Toronto Public Library shares vintage St. Paddy's Day postcards

The Toronto Public Library is reminding people that popular emblems of St. Paddy's Day, from green beer to shamrock tattoos, have been around for some time by sharing some of its St. Patrick's Day postcard collection.

The postcards date back to the early 1900s

A girl is pictured chasing a pig through a four-leaf clover in this English card sent out in 1908. (Toronto Public Library )

St. Patrick's Day celebrations are well underway, and while the holiday is not quite what it once was in the early 1900s, it has become a global celebration of all things Irish, often involving green beer and fake shamrock tattoos.

This English St. Paddy's Day postcard dates back to 1908. It was produced by Raphael Tuck & Sons, who were art publishers to the King and Queen. (Toronto Public Library)

But the Toronto Public Library is reminding people that those emblems of St. Paddy's Day have been around for some time. 

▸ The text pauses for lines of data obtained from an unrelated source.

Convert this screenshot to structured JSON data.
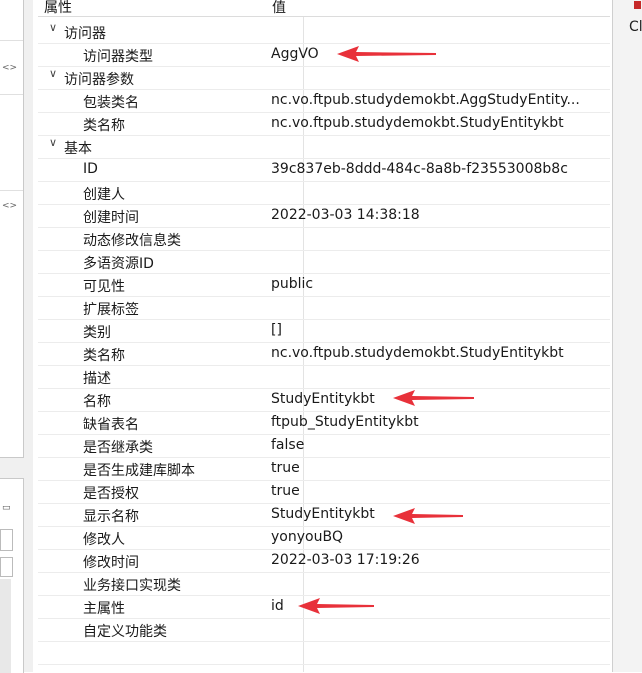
{
  "headers": {
    "property": "属性",
    "value": "值"
  },
  "rows": [
    {
      "type": "group",
      "label": "访问器"
    },
    {
      "type": "item",
      "label": "访问器类型",
      "value": "AggVO",
      "indent": 1
    },
    {
      "type": "group",
      "label": "访问器参数"
    },
    {
      "type": "item",
      "label": "包装类名",
      "value": "nc.vo.ftpub.studydemokbt.AggStudyEntity...",
      "indent": 1
    },
    {
      "type": "item",
      "label": "类名称",
      "value": "nc.vo.ftpub.studydemokbt.StudyEntitykbt",
      "indent": 1
    },
    {
      "type": "group",
      "label": "基本"
    },
    {
      "type": "item",
      "label": "ID",
      "value": "39c837eb-8ddd-484c-8a8b-f23553008b8c",
      "indent": 1
    },
    {
      "type": "item",
      "label": "创建人",
      "value": "",
      "indent": 1
    },
    {
      "type": "item",
      "label": "创建时间",
      "value": "2022-03-03 14:38:18",
      "indent": 1
    },
    {
      "type": "item",
      "label": "动态修改信息类",
      "value": "",
      "indent": 1
    },
    {
      "type": "item",
      "label": "多语资源ID",
      "value": "",
      "indent": 1
    },
    {
      "type": "item",
      "label": "可见性",
      "value": "public",
      "indent": 1
    },
    {
      "type": "item",
      "label": "扩展标签",
      "value": "",
      "indent": 1
    },
    {
      "type": "item",
      "label": "类别",
      "value": "[]",
      "indent": 1
    },
    {
      "type": "item",
      "label": "类名称",
      "value": "nc.vo.ftpub.studydemokbt.StudyEntitykbt",
      "indent": 1
    },
    {
      "type": "item",
      "label": "描述",
      "value": "",
      "indent": 1
    },
    {
      "type": "item",
      "label": "名称",
      "value": "StudyEntitykbt",
      "indent": 1
    },
    {
      "type": "item",
      "label": "缺省表名",
      "value": "ftpub_StudyEntitykbt",
      "indent": 1
    },
    {
      "type": "item",
      "label": "是否继承类",
      "value": "false",
      "indent": 1
    },
    {
      "type": "item",
      "label": "是否生成建库脚本",
      "value": "true",
      "indent": 1
    },
    {
      "type": "item",
      "label": "是否授权",
      "value": "true",
      "indent": 1
    },
    {
      "type": "item",
      "label": "显示名称",
      "value": "StudyEntitykbt",
      "indent": 1
    },
    {
      "type": "item",
      "label": "修改人",
      "value": "yonyouBQ",
      "indent": 1
    },
    {
      "type": "item",
      "label": "修改时间",
      "value": "2022-03-03 17:19:26",
      "indent": 1
    },
    {
      "type": "item",
      "label": "业务接口实现类",
      "value": "",
      "indent": 1
    },
    {
      "type": "item",
      "label": "主属性",
      "value": "id",
      "indent": 1
    },
    {
      "type": "item",
      "label": "自定义功能类",
      "value": "",
      "indent": 1
    },
    {
      "type": "item",
      "label": "",
      "value": "",
      "indent": 1
    }
  ],
  "right_pane": {
    "text": "Cl"
  },
  "colors": {
    "arrow": "#e8313a",
    "chevron": "#444444"
  }
}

The library is sharing some of its collection of St. Paddy's Day postcards from the early 1900s that were sent to loved ones overseas.

The postcards are rich with symbolism of Irish folklore.

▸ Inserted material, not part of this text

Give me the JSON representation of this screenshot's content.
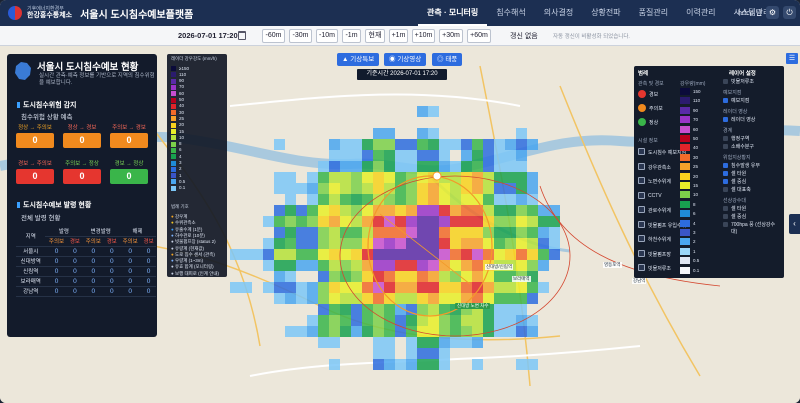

The first dates back to 1908, showing a girl chasing a pig through a four-leaf clover. 

"You would need luck to catch a small pig — but the pig was also seemingly a good-luck symbol," the library website says. 

The card was sent from Toronto to a Miss Evelyn Rugg, who was living on Parliament Street at the time. 

On the back of the second postcard is the romantic message: "My Dear Miss Rugg, Yours to night, last night and tomorrow night and forever," mysteriously signed with only initials.

The message on this 1908 postcard reads, "My Dear Miss Rugg, Yours to night, last night and tomorrow night and forever." (Toronto Public Library)
The Toronto Public Library says this St. Paddy's Day parade postcard was printed in 1906. (Toronto Public Library)
The library says this card was part of a series that aimed to "address racist stereotypes of the Irish." (Toronto Public Library)
This "Céad míle fáilte" / "A Hundred Thousand Welcomes" greeting is postmarked 1914. (Toronto Public Library)

The library says the "Céad míle fáilte" / "A Hundred Thousand Welcomes" greeting dates back to 1914 and was sent from Toronto to a Mr. Fred Baird in Rome. 

It features an illustration of a biplane, which the library says was a relatively new technology at the time. 

Those interested in seeing more of the library's postcard collection can visit the digital archive, which also includes rare historical pictures, maps, manuscripts and digitized books.